Since the 1st Security Force Assistance Brigade deployed to Afghanistan in March 2018, SFAB soldiers have deployed all over the world including to countries in Africa, Latin America, and the Indo-Pacific.

But SFABs have also received a lot of negative press this year. Army Col. Jonathan Chung was fired as commander of the 5th SFAB in June after being suspended earlier in the year over allegations that he was a toxic leader.

An internal Army investigation found that Chung’s replacement, Col. Tony Braxton, had violated temporary duty rules by keeping soldiers away from home for more than 180 days without extra pay, according to Military.com. 

Braxton was eventually disciplined and reprimanded, said Sgt. 1st Class Adrian Patoka, a spokesman for Security Force Assistance Command.
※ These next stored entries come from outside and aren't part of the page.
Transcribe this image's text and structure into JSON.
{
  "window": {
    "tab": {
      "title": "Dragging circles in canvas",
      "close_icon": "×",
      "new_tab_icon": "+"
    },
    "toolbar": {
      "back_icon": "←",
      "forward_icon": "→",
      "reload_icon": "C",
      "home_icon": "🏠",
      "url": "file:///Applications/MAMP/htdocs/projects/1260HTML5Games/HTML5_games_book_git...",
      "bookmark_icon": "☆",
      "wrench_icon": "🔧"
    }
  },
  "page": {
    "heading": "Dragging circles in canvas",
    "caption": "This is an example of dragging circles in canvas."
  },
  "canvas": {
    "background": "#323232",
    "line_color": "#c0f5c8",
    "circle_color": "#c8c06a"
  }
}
Col. Meghann Sullivan, commander of the 5th Brigade Engineer Battalion, 5th SFAB, was also accused of misconduct, including forcefully kissing a subordinate, Military.com reported. The investigation into the allegations against Sullivan is ongoing, Patoka told Task & Purpose on Monday.

Despite the end of the war in Afghanistan, the need for SFABs has not gone away, Army officials said on Monday. In fact, combatant commands asked for SFAB assistance more than 500 times last year, but the Army could fill a fraction of those requests, Teague said.  

“We will always have partners,” said Col. Brian Ducote, commander of the 1st SFAB, which is focused on Latin and South America. “We need to build strong partnerships and relationships in order to be effective as a fighting force. As long as that’s our approach as a nation, we will always have a need for the SFAB in conflict and in competition.”